С гор спустились люди, разбрасывавшие подмётные листы. Узнав, что завод занят повстанцами, они потребовали, чтобы их отвели к начальнику, и сказали Салавату, что государь находится в Белорецком заводе и льёт пушки. Белобородов послал на Белорецкий завод гонца с донесением, что пять тысяч войска ждут приказа государя. На Симском и Катавском заводах ждали ответа.

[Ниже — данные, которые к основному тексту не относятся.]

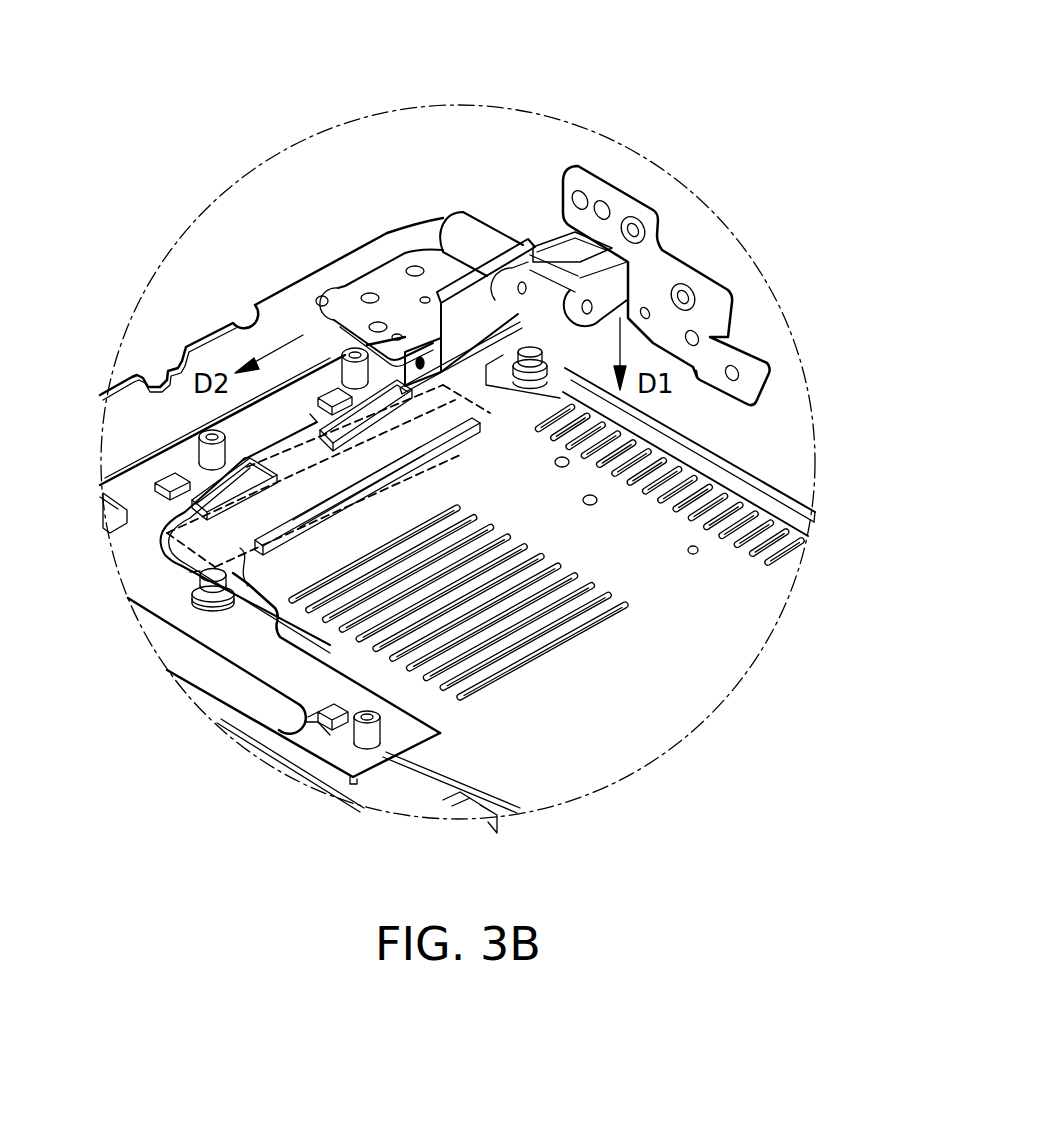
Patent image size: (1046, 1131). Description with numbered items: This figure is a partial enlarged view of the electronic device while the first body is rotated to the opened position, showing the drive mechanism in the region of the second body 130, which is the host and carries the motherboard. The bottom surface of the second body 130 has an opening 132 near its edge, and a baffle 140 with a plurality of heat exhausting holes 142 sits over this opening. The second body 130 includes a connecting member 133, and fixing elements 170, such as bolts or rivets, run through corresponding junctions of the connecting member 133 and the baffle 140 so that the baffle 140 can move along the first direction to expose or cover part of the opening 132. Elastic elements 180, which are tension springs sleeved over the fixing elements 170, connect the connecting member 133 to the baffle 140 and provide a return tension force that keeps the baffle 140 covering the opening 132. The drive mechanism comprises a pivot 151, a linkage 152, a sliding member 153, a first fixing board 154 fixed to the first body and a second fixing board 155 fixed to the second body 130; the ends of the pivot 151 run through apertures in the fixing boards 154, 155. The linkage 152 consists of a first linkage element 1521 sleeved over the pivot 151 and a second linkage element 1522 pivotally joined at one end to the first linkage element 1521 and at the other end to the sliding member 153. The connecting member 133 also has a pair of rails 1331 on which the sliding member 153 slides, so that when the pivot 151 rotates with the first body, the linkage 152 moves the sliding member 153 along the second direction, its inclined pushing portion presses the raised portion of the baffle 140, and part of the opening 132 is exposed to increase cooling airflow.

The second body 130 is at (117, 413).
The opening 132 is at (775, 462).
The connecting member 133 is at (130, 483).
The rails 1331 is at (452, 466).
The baffle 140 is at (720, 683).
The heat exhausting holes 142 is at (500, 683).
The pivot 151 is at (463, 227).
The linkage 152 is at (630, 58).
The first linkage element 1521 is at (548, 262).
The second linkage element 1522 is at (575, 285).
The sliding member 153 is at (157, 530).
The first fixing board 154 is at (710, 297).
The second fixing board 155 is at (383, 283).
The fixing elements 170 is at (200, 575).
The elastic elements 180 is at (200, 605).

Прошло три дня. Стояли последние дни апреля, а земля уже густо покрылась зеленью. Говорили, что кочевники-башкиры уже вышли с зимовок. С Белорецкого завода ответа не было. Верно, гонца задержала ещё продолжавшаяся распутица. Но в это же время прибыли Кинзя и Акжягет, приведя с собой каждый по тысяче человек. Они рассказывали, что встреченные ими подполковники Аладин и Бахтияр тоже набрали по тысяче с лишним войска и двинулись к Бирску. Кинзя, привязанный к Салавату, любивший в нём с детства удаль, ловкость, пылкость и быстроту решений, которыми не обладал сам, любивший его смелый, задорный взгляд, стройность стана и твёрдую волю, сразу заметил, что друг его грустит. Он не выдержал долго: на третий вечер после приезда он стал выспрашивать Салавата. Салават уверял, что он ни о чём не тоскует. Тогда Кинзя стал перебирать в мыслях возможные причины его грусти.
Зависть? Но кому мог завидовать Салават? Он все мог взять, что захотел бы…
Любовь? Но любая женщина полюбила бы Салавата, как казалось Кинзе.
Деньги? Но разве не было их?
Слава? Кинзя даже засмеялся: ему неоднократно пришлось слышать песни и сказки, которые рассказывали и героем которых был Салават.
Покоя? Разве Салавату нужен покой? А может быть, так и есть, что избыток покоя заставил грустить Салавата?
Кинзя решил выспросить.
— Салават, ты хочешь скорее идти дальше, на Сатку или на Косотур?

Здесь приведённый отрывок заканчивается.